Craig Johnson is a great writer; he’s thought provoking and intelligent, with a great sense of humor, a strong feeling for what he writes, and the reader cannot help but fall in love his characters. The sheriff’s department of Absaroka County sure does have personality: curmudgeonly Sheriff Longmire, spit fire and blasphemer extraordinaire Vic Moretti, Henry Standing Bear, Walt’s rock of wisdom and childhood friend, and the various town denizens keep the reader laughing, even crying. His mysteries take place in the small county of Absaroka where, as my husband innocently pointed out, “Someone dies each time and for a small town, that’s a lot of people dying”.
But Johnson has taken his stories to other locations, or even different times: Philadelphia, Sturgis, even a train full of law enforcement as it crossed Wyoming at the beginning of Walt’s career. The author has tried to mix it up, keep it fresh for the reader but he usually sends Walt with one or two or whole handful of his crew. Depth of Winter is the first time he sent Walt out alone. And he sent him to Mexico, deep into narco country to find his daughter Cady.
Now while I missed the usual band of idiots, like many of the readers, I can see what Johnson is trying to do: this is Walt’s daughter, Walt’s enemy, Walt’s fight. He would die for his daughter and going into Tomas Bidarte’s territory just might fulfill Walt’s crazy death wish. He snuck away while no one was looking (he literally snuck over the border into Mexico) because he wasn’t going to lose any more loved ones that he might lose in this fight to the death.
Johnson doesn’t send Walt completely alone, maybe not with loved ones, but he does include a bunch of characters that, surprise, Walt finds he does care about by the end of the book. The blind and legless Seer who can tell what Walt looks like by his voice; Adan, the freedom fighter/doctor; Alonzo with the pink caddy and coke-bottle glasses; Isidro, the tongueless former mule who’s a dead shot with an ancient rifle; and Bianca, Adan’s sister, hot and helpful Bianca; these are who we meet in the latest book out of fourteen. Because it’s a rather short book, we don’t really get to the depth of these people, but they are still interesting.
Johnson tosses in a goofy sidetrack by having Walt impersonate former Dallas Cowboy football legend, Bob Lilly, to give him cover. It’s silly and kind of a distraction from the story. It also assumes that all white guys do look the same to the Hispanic population. I googled him and found the guy’s still alive, I wonder what he thinks about this.
While Walt drives, climbs, hikes, and mules it to Cady, Bidarte bides his time, and sends out his psychopath sidekick, Culpepper, to slime up the area. The man truly is a psychopath. This is when the book gets really dark. This is when the bodies stack up.
In addition to missing the usual locale and crew, I also missed the usual mystery each Longmire book has. I sometimes guessed who done it but a lot of times the twists proved me wrong. This time, we know who done it, we just don’t know what’s going to happen.
Now, to the nitpicking: how old is Walt and how is he able to survive multiple beatings and a hike through the desert (without Virgil Buffalo, no less)? What would have hospitalized most men, Walt just keeps on going. Like Culpepper remarks, “you’re like the Energizer Bunny”. I know he's trekked through a snowstorm, fallen through a frozen river, and survived various near fatal injuries, but Walt is true kevlar in this one. Also, if Walt fought in Vietnam, including the Tet Offensive, he might be pushing or even past his seventieth birthday. Wish that didn’t play in the back of my mind so much, but there it is.
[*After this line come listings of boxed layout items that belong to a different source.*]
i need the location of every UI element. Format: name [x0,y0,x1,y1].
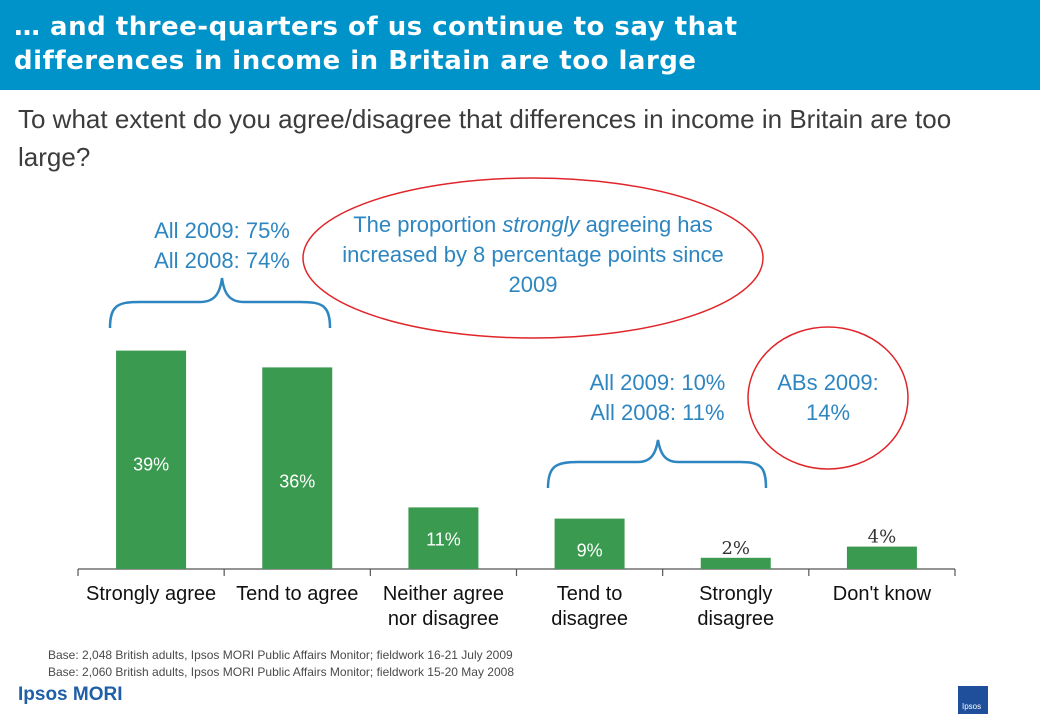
disagree-2009-label: All 2009: 10% [589,370,726,395]
category-label: nor disagree [388,608,499,630]
disagree-totals-note: All 2009: 10% All 2008: 11% [560,368,755,428]
data-label: 2% [721,538,750,559]
bar [700,557,771,569]
bar [262,367,333,569]
category-label: Neither agree [383,583,504,605]
agree-2008-label: All 2008: 74% [154,248,290,273]
slide-title: … and three-quarters of us continue to s… [14,12,738,76]
bar [116,350,187,569]
category-label: disagree [697,608,774,630]
ipsos-mori-logo: Ipsos MORI [18,684,123,705]
data-label: 11% [426,529,461,549]
data-label: 36% [279,471,315,491]
base-note-2009: Base: 2,048 British adults, Ipsos MORI P… [48,648,513,662]
category-label: disagree [551,608,628,630]
bar [846,546,917,569]
strongly-emphasis: strongly [502,212,580,237]
title-banner: … and three-quarters of us continue to s… [0,0,1040,90]
bar [554,518,625,569]
bar [408,507,479,569]
data-label: 9% [577,541,603,561]
survey-question: To what extent do you agree/disagree tha… [18,104,952,172]
abs-2009-value: 14% [805,400,851,425]
abs-note: ABs 2009: 14% [758,368,898,428]
data-label: 39% [133,455,169,475]
category-label: Don't know [833,583,932,605]
category-label: Strongly agree [86,583,216,605]
base-note-2008: Base: 2,060 British adults, Ipsos MORI P… [48,665,514,679]
category-label: Tend to agree [236,583,358,605]
strongly-agree-note-circle [302,177,764,339]
category-label: Strongly [699,583,772,605]
data-label: 4% [868,527,897,548]
category-label: Tend to [557,583,623,605]
base-notes: Base: 2,048 British adults, Ipsos MORI P… [48,647,514,681]
agree-bracket [108,277,332,329]
disagree-bracket [546,439,768,489]
disagree-2008-label: All 2008: 11% [590,400,725,425]
agree-2009-label: All 2009: 75% [154,218,290,243]
agree-totals-note: All 2009: 75% All 2008: 74% [122,216,322,276]
abs-2009-label: ABs 2009: [777,370,879,395]
strongly-agree-note: The proportion strongly agreeing has inc… [342,212,724,297]
abs-note-circle [747,326,909,470]
ipsos-corner-logo: Ipsos [958,686,988,714]
slide-number: 9 [1019,72,1026,84]
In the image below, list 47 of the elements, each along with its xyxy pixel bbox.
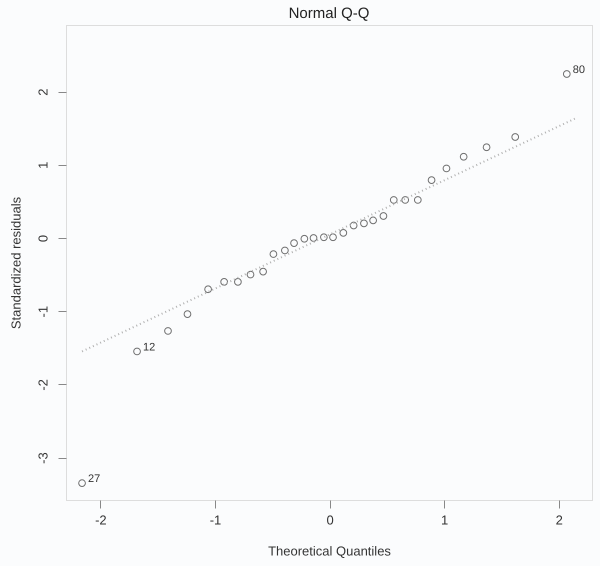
annotation: 12 <box>143 341 156 354</box>
point <box>270 250 278 258</box>
y-tick-label: -1 <box>36 306 50 318</box>
point <box>259 268 267 276</box>
point <box>184 310 192 318</box>
point <box>442 164 450 172</box>
point <box>290 239 298 247</box>
point <box>234 278 242 286</box>
point <box>329 233 337 242</box>
point <box>220 278 228 286</box>
point <box>281 246 289 254</box>
annotation: 27 <box>88 473 100 486</box>
point <box>339 229 348 237</box>
point <box>350 222 358 230</box>
y-tick-label: 1 <box>36 162 50 169</box>
point <box>320 233 328 242</box>
point <box>369 216 377 224</box>
y-tick-label: 0 <box>36 234 50 242</box>
point <box>428 176 436 184</box>
point <box>133 348 141 356</box>
point <box>511 133 520 141</box>
x-tick-label: 1 <box>441 512 448 528</box>
y-tick-label: 2 <box>36 88 50 96</box>
point <box>482 143 490 152</box>
point <box>390 196 398 204</box>
x-tick-label: 0 <box>326 512 334 528</box>
y-tick-label: -2 <box>36 379 50 391</box>
point <box>460 152 468 161</box>
x-axis-title: Theoretical Quantiles <box>268 544 392 558</box>
point <box>380 212 388 220</box>
x-tick-label: -2 <box>95 512 107 528</box>
point <box>300 234 308 243</box>
point <box>164 327 172 335</box>
y-axis-title: Standardized residuals <box>8 196 24 330</box>
y-tick-label: -3 <box>36 452 50 464</box>
annotation: 80 <box>572 64 586 76</box>
point <box>401 196 410 204</box>
x-tick-label: -1 <box>210 512 222 528</box>
point <box>562 70 571 78</box>
x-tick-label: 2 <box>556 512 563 528</box>
point <box>246 270 254 278</box>
point <box>414 196 422 204</box>
point <box>310 234 318 242</box>
point <box>204 285 212 294</box>
point <box>78 479 86 488</box>
point <box>360 219 368 228</box>
chart-title: Normal Q-Q <box>288 5 370 22</box>
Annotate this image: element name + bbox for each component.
So, this begs the question: is Johnson looking to find the sweet spot to end his unbeatable cyborg sheriff’s career and have him hand over the reins to Vic so he can play house with her and enjoy retirement and his granddaughter?
Naawwwwwww. Not happening. So, let us all suspend our Grand Canyon-sized disbelief, enjoy the characters (whoever they are), the location (wherever it is) and the story (mystery or not) because, boy howdy, after the Longmire series ended last season, Johnson knew he still had a few good years left in the old boy.
Recommended for the hardcore Longmire fans, whoever you are. Suspend with a grain of salt.